La primera vez que usé un disfraz iba en kínder. Fui una especie de mesera de Sanborns pero en chiquito. No tenía la edad suficiente para ser una China Poblana. Mis años sólo me alcanzaron para ser folclórica e indefinida, como el baile que ejecuté con el resto del grupo –los varones fueron vestidos de inditos– mientras mi madre me miraba desde la primera fila. La pobre hizo esfuerzos por no llorar pero acabó con el rímel chorreado, idéntica a Alice Cooper. Estaba tan injustificadamente orgullosa, que no pudo dejar de sollozar hasta que terminó el Festival.

Me encantó. La crinolina, el olor a spray de pelo, los zapatos nuevos. No me importó ser la niña que peor bailaba del salón. Sí, bailé pésimo, pero no era yo. Era una niña distinta, con ojos de muñeca logrados con delineador y la boca pintada con el bilé de mi madre. Mis artísticas pestañitas me hicieron babear frente al espejo. Eran idénticas a las de Lorena Velázquez. La boca se veía elegante. No se podía disimular, pero sí adornar, digamos.
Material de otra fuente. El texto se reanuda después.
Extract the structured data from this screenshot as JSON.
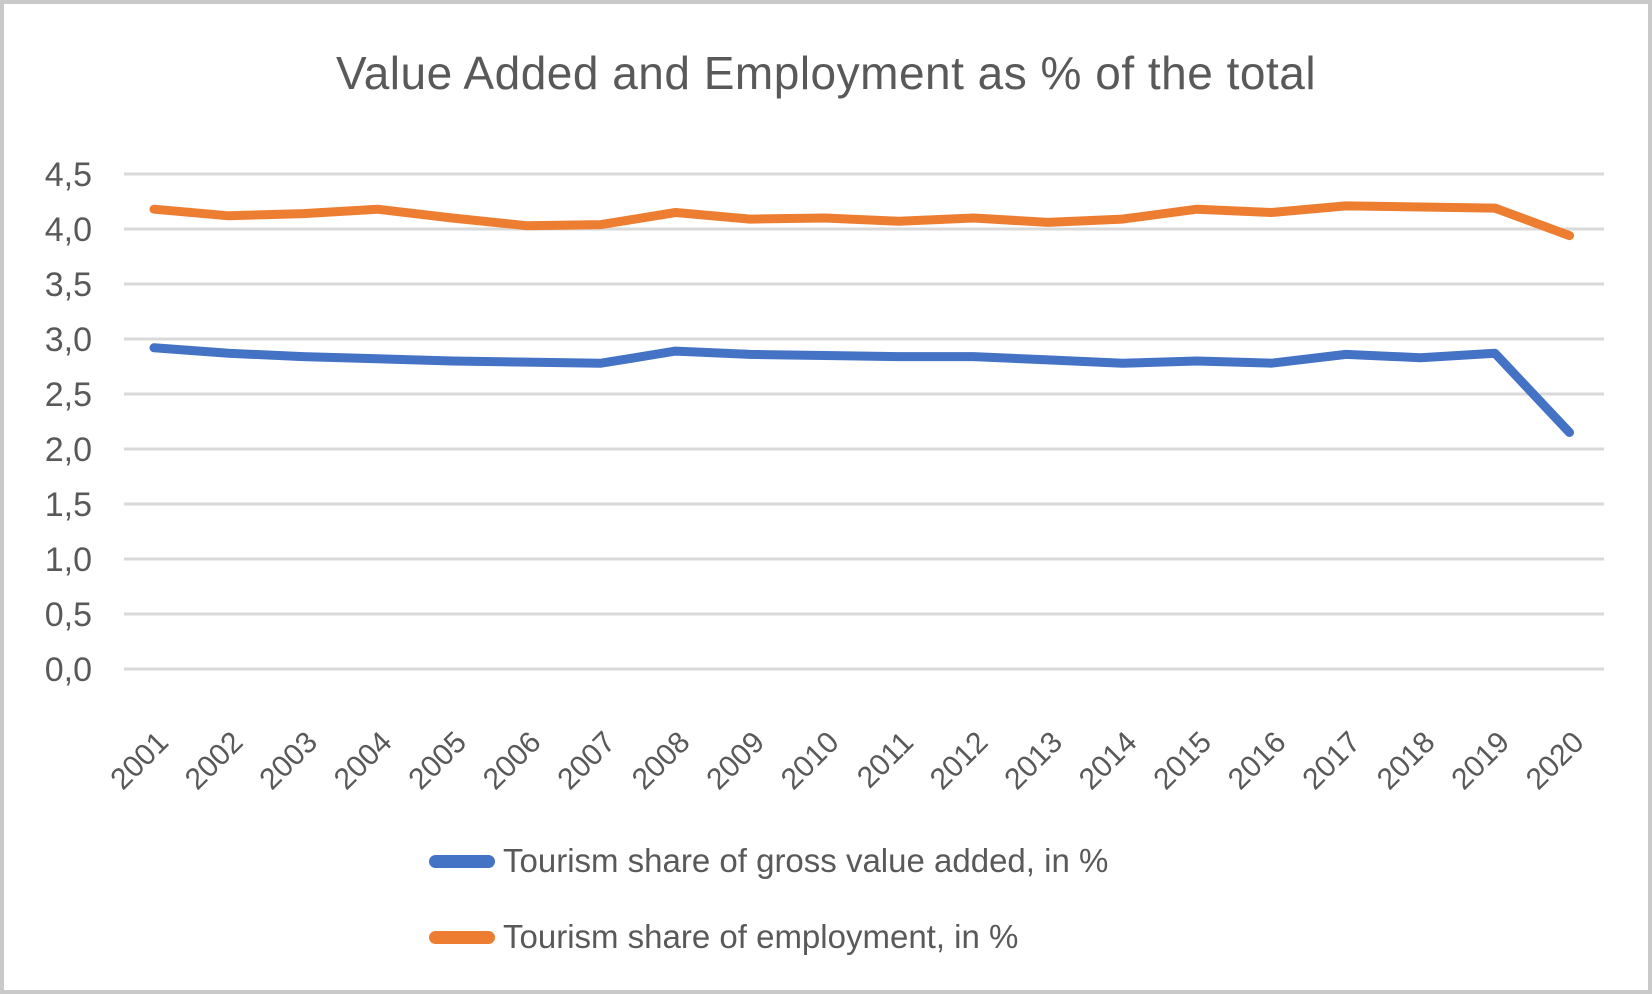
{
  "chart_data": {
    "type": "line",
    "title": "Value Added and Employment as % of the total",
    "categories": [
      "2001",
      "2002",
      "2003",
      "2004",
      "2005",
      "2006",
      "2007",
      "2008",
      "2009",
      "2010",
      "2011",
      "2012",
      "2013",
      "2014",
      "2015",
      "2016",
      "2017",
      "2018",
      "2019",
      "2020"
    ],
    "series": [
      {
        "name": "Tourism share of gross value added, in %",
        "color": "#4472C4",
        "values": [
          2.92,
          2.87,
          2.84,
          2.82,
          2.8,
          2.79,
          2.78,
          2.89,
          2.86,
          2.85,
          2.84,
          2.84,
          2.81,
          2.78,
          2.8,
          2.78,
          2.86,
          2.83,
          2.87,
          2.15
        ]
      },
      {
        "name": "Tourism share of employment, in %",
        "color": "#ED7D31",
        "values": [
          4.18,
          4.12,
          4.14,
          4.18,
          4.1,
          4.03,
          4.04,
          4.15,
          4.09,
          4.1,
          4.07,
          4.1,
          4.06,
          4.09,
          4.18,
          4.15,
          4.21,
          4.2,
          4.19,
          3.94
        ]
      }
    ],
    "xlabel": "",
    "ylabel": "",
    "ylim": [
      0,
      4.5
    ],
    "ytick_step": 0.5,
    "ytick_labels": [
      "0,0",
      "0,5",
      "1,0",
      "1,5",
      "2,0",
      "2,5",
      "3,0",
      "3,5",
      "4,0",
      "4,5"
    ],
    "grid": true,
    "legend_position": "bottom",
    "styles": {
      "text_color": "#595959",
      "gridline_color": "#D9D9D9",
      "background": "#FFFFFF",
      "border_color": "#C9C9C9"
    }
  }
}
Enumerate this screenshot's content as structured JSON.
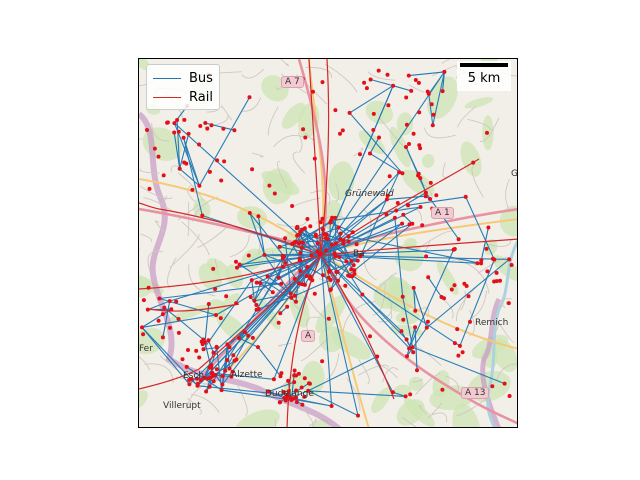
{
  "legend": {
    "items": [
      {
        "label": "Bus",
        "color": "#1f77b4"
      },
      {
        "label": "Rail",
        "color": "#d62728"
      }
    ]
  },
  "scalebar": {
    "label": "5 km"
  },
  "map": {
    "place_labels": [
      "Grünewald",
      "Villerupt",
      "Dudelange",
      "Alzette",
      "Remich",
      "Fer",
      "G",
      "Esch",
      "Ba"
    ],
    "road_shields": [
      "A 7",
      "A 1",
      "A 13",
      "A"
    ],
    "colors": {
      "land": "#f2efe9",
      "forest": "#cde4b4",
      "border": "#c79ac6",
      "motorway": "#e892a2",
      "primary_road": "#f6c977",
      "minor_road": "#cfc8c0",
      "river": "#aad3df",
      "bus_line": "#1f77b4",
      "rail_line": "#d62728",
      "stop": "#e3101a"
    }
  }
}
El gusto me duró toda la primaria, pero no era una afición que mis padres compartieran. Rápidamente aprendieron a salirle al paso a mi necesidad de transformarme y se convirtieron en improvisadores: niña leñadora (camisa a cuadros y bigote); mestiza (huipil yucateco y rebozo); conejo (diadema con orejas). Todo clase B, aunque fui una aldeana realista la única Navidad en la que quedé en la pastorela y algunas veces, inolvidables para mí, fui bruja. Mi madre hizo el disfraz.

Conservo una foto en la que tengo como cinco años. Miro la cámara con expresión adusta, algo lúgubre. No sé por qué. Estaba realizada. El sombrero de cucurucho, la túnica negra con la calabaza al frente, así quería vestirme yo. No con el uniforme de la escuela. ¿A quién le podía gustar el cuello de plástico blanco, la corbata roja? Eso no tenía chiste, ni accesorios bellos como la escoba diminuta que formaba parte de mi indumentaria de Halloween, esa fiesta que, a pesar del consumismo y la pueril interpretación de los misterios del duelo, me gusta por los disfraces.
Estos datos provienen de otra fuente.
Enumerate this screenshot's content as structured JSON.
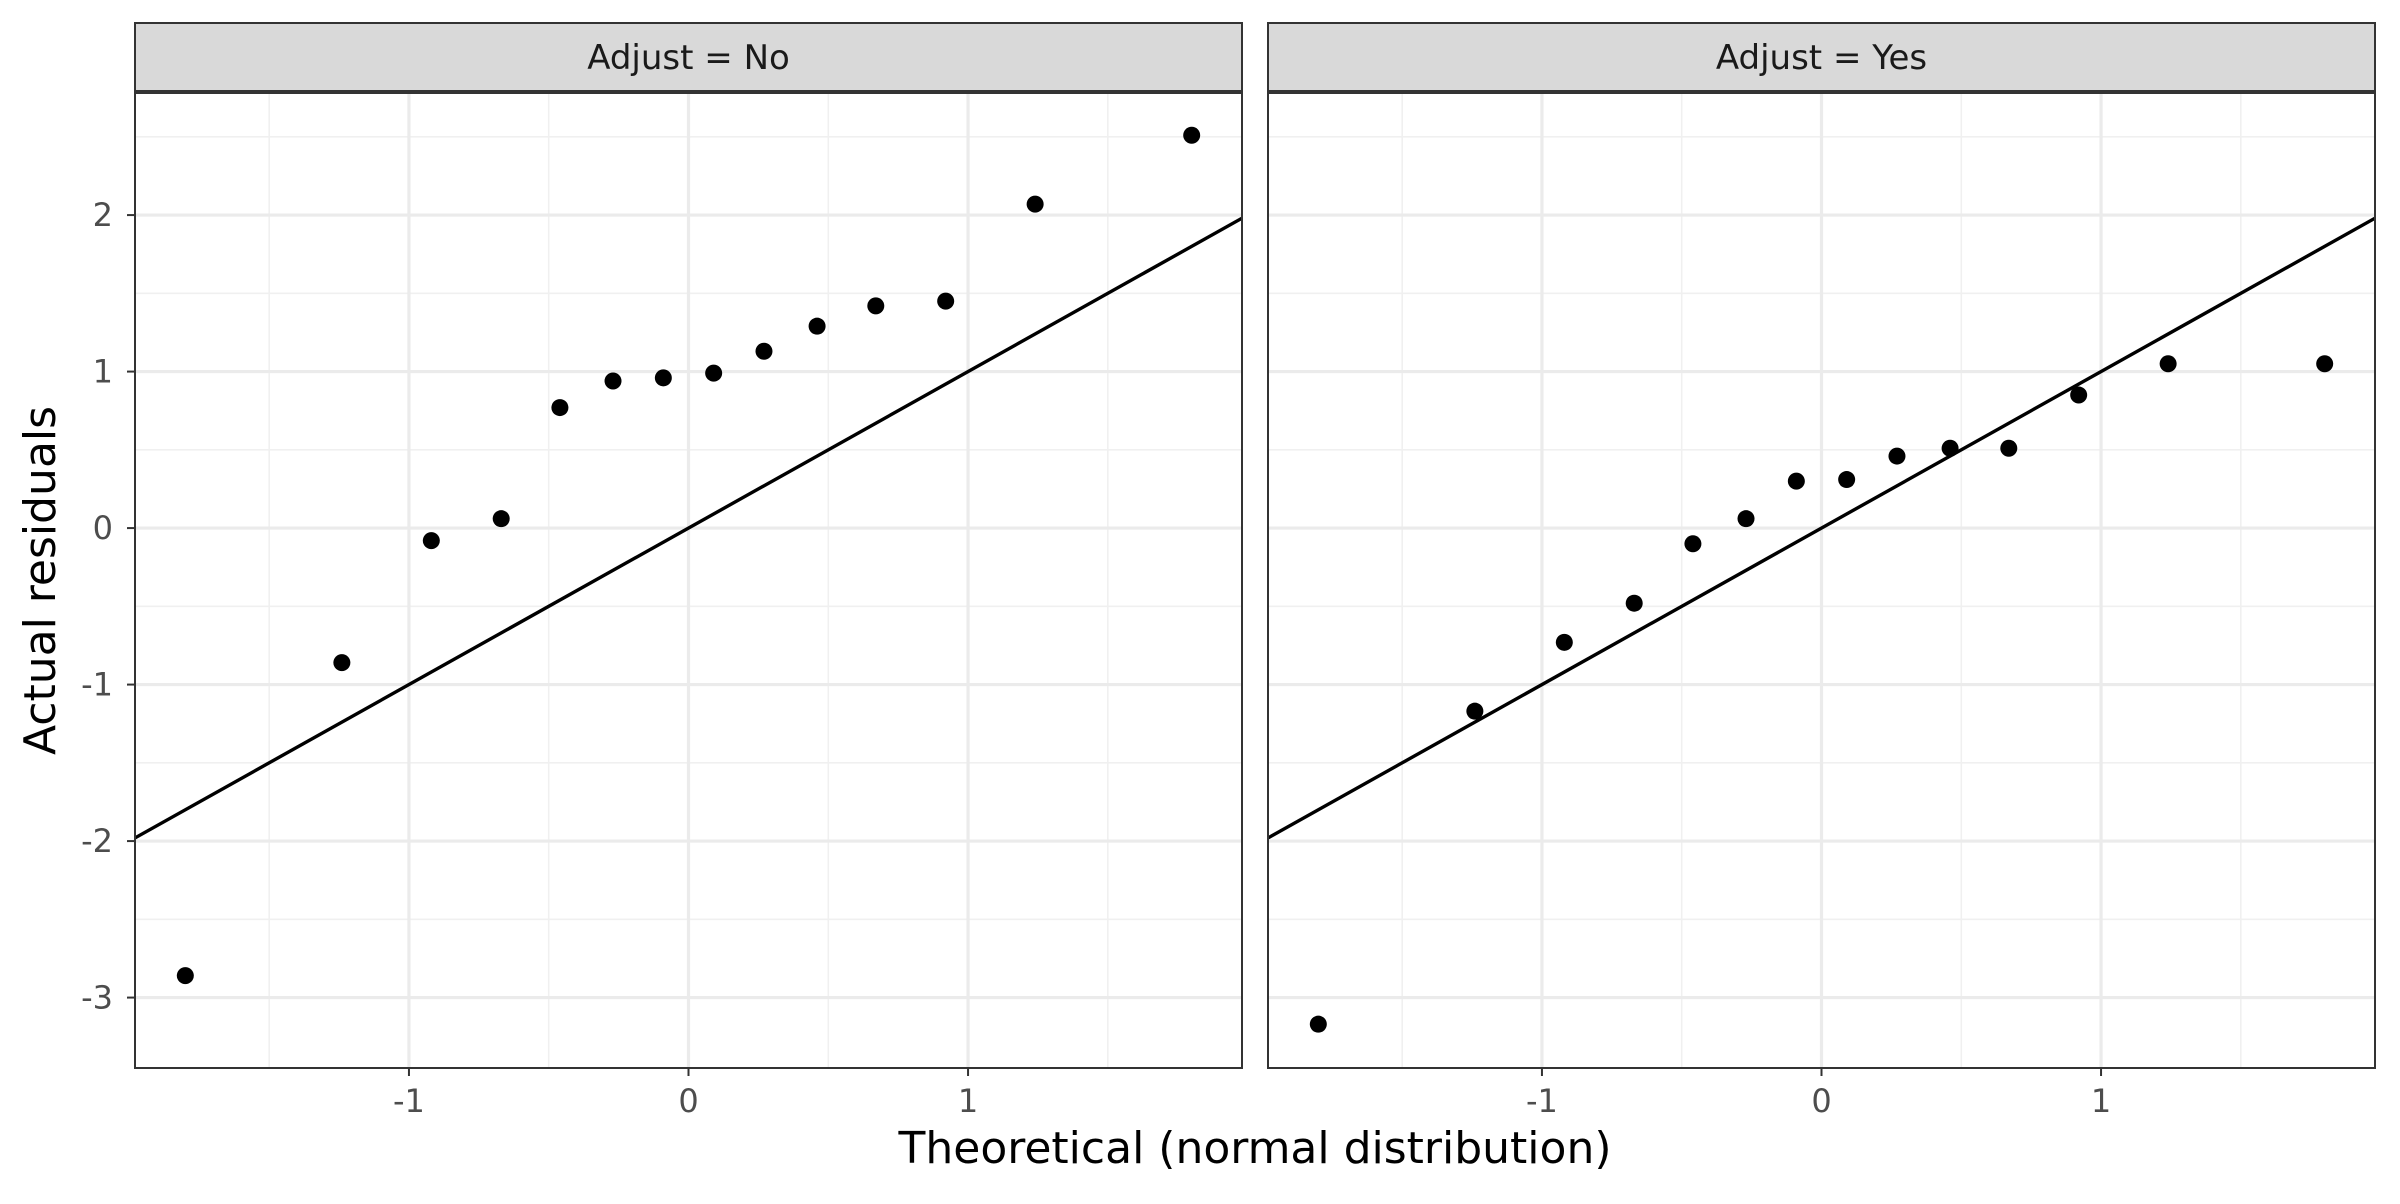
{
  "chart_data": {
    "type": "scatter",
    "xlabel": "Theoretical (normal distribution)",
    "ylabel": "Actual residuals",
    "xlim": [
      -1.98,
      1.98
    ],
    "ylim": [
      -3.45,
      2.78
    ],
    "x_major_ticks": [
      -1,
      0,
      1
    ],
    "y_major_ticks": [
      -3,
      -2,
      -1,
      0,
      1,
      2
    ],
    "grid": true,
    "reference_line": {
      "slope": 1,
      "intercept": 0
    },
    "panels": [
      {
        "strip_label": "Adjust = No",
        "points": [
          {
            "x": -1.8,
            "y": -2.86
          },
          {
            "x": -1.24,
            "y": -0.86
          },
          {
            "x": -0.92,
            "y": -0.08
          },
          {
            "x": -0.67,
            "y": 0.06
          },
          {
            "x": -0.46,
            "y": 0.77
          },
          {
            "x": -0.27,
            "y": 0.94
          },
          {
            "x": -0.09,
            "y": 0.96
          },
          {
            "x": 0.09,
            "y": 0.99
          },
          {
            "x": 0.27,
            "y": 1.13
          },
          {
            "x": 0.46,
            "y": 1.29
          },
          {
            "x": 0.67,
            "y": 1.42
          },
          {
            "x": 0.92,
            "y": 1.45
          },
          {
            "x": 1.24,
            "y": 2.07
          },
          {
            "x": 1.8,
            "y": 2.51
          }
        ]
      },
      {
        "strip_label": "Adjust = Yes",
        "points": [
          {
            "x": -1.8,
            "y": -3.17
          },
          {
            "x": -1.24,
            "y": -1.17
          },
          {
            "x": -0.92,
            "y": -0.73
          },
          {
            "x": -0.67,
            "y": -0.48
          },
          {
            "x": -0.46,
            "y": -0.1
          },
          {
            "x": -0.27,
            "y": 0.06
          },
          {
            "x": -0.09,
            "y": 0.3
          },
          {
            "x": 0.09,
            "y": 0.31
          },
          {
            "x": 0.27,
            "y": 0.46
          },
          {
            "x": 0.46,
            "y": 0.51
          },
          {
            "x": 0.67,
            "y": 0.51
          },
          {
            "x": 0.92,
            "y": 0.85
          },
          {
            "x": 1.24,
            "y": 1.05
          },
          {
            "x": 1.8,
            "y": 1.05
          }
        ]
      }
    ]
  }
}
Ya para sexto de primaria mis padres dejaron de esforzarse porque el disfraz ya no era esencial en los actos escolares. En noviembre salían del paso en el que los metían las invitaciones a fiestas de Halloween con el socorrido atuendo de hippie. Resultaba el más barato porque la preparación consistía en ponerme la ropa de mi mamá, atarme un paliacate alrededor de la cabeza y mancharme los cachetes con margaritas y símbolos de la paz. Sí, había quienes usaban lujosos disfraces con peluca incluida, pero mis padres, sensatamente, los consideraban dinero tirado a la basura.

Ya en secundaria, mientras el resto de las niñas se disfrazaba de adultas, es decir, se maquillaba a escondidas, se subía la bastilla del uniforme o se ponía pantimedias, yo soñaba con vestirme como D’Artagnan. Botas negras de ante, calzas, túnica a la rodilla, camisa con puños de encaje, florete al cinto y sombrero negro. Bigote (no quiero ni imaginar lo que esto significa a nivel psicoanalítico y prefiero no saber) y piocha. No se me hizo.

Después del disfraz de bruja, tuve sólo un momento completamente satisfactorio en el campo de los disfraces: fui vestida como el beisbolista Catfish Hunter a una fiesta, para la cual no tenía nada preparado. En esa época usaba un corset ortopédico que me sujetaba de las caderas al cuello, pero mis padres me dieron permiso de quitármelo unas horas. Estaba emocionada y no quería ir de punk, que era lo de esos años. Al cuarto para la hora un relámpago revelatorio me impulsó a ponerme el uniforme de beis de mi hermano, quien jugaba en la Liga Maya. Me quedaba grande y las medias olían, previsiblemente, a queso, pero era un disfraz con todas las de la ley. Yo no sabía nada de beisbol, laguna que aún subsiste, pero sabía quién era él. ¿Cómo no prestar atención a esos bigotes, esa flema, esa calma?

Fui feliz con la pelota en una mano y el guante en la otra: una persona distinta de la adolescente esmirriada que era. Sentí que el uniforme me acercaba a un anhelo desdibujado, cuya forma concreta todavía ignoro. Me dio rabia quitarme mi atuendo beisbolero y meterme de nuevo en mi armazón de fibra de vidrio.

Ahora miro con curiosidad desprovista de nostalgia las tiendas de disfraces, aunque recuerdo nítidamente mis aficiones. Y suelo recordar la frase de Oscar Wilde: “Dale al hombre una máscara y te revelará la verdad”.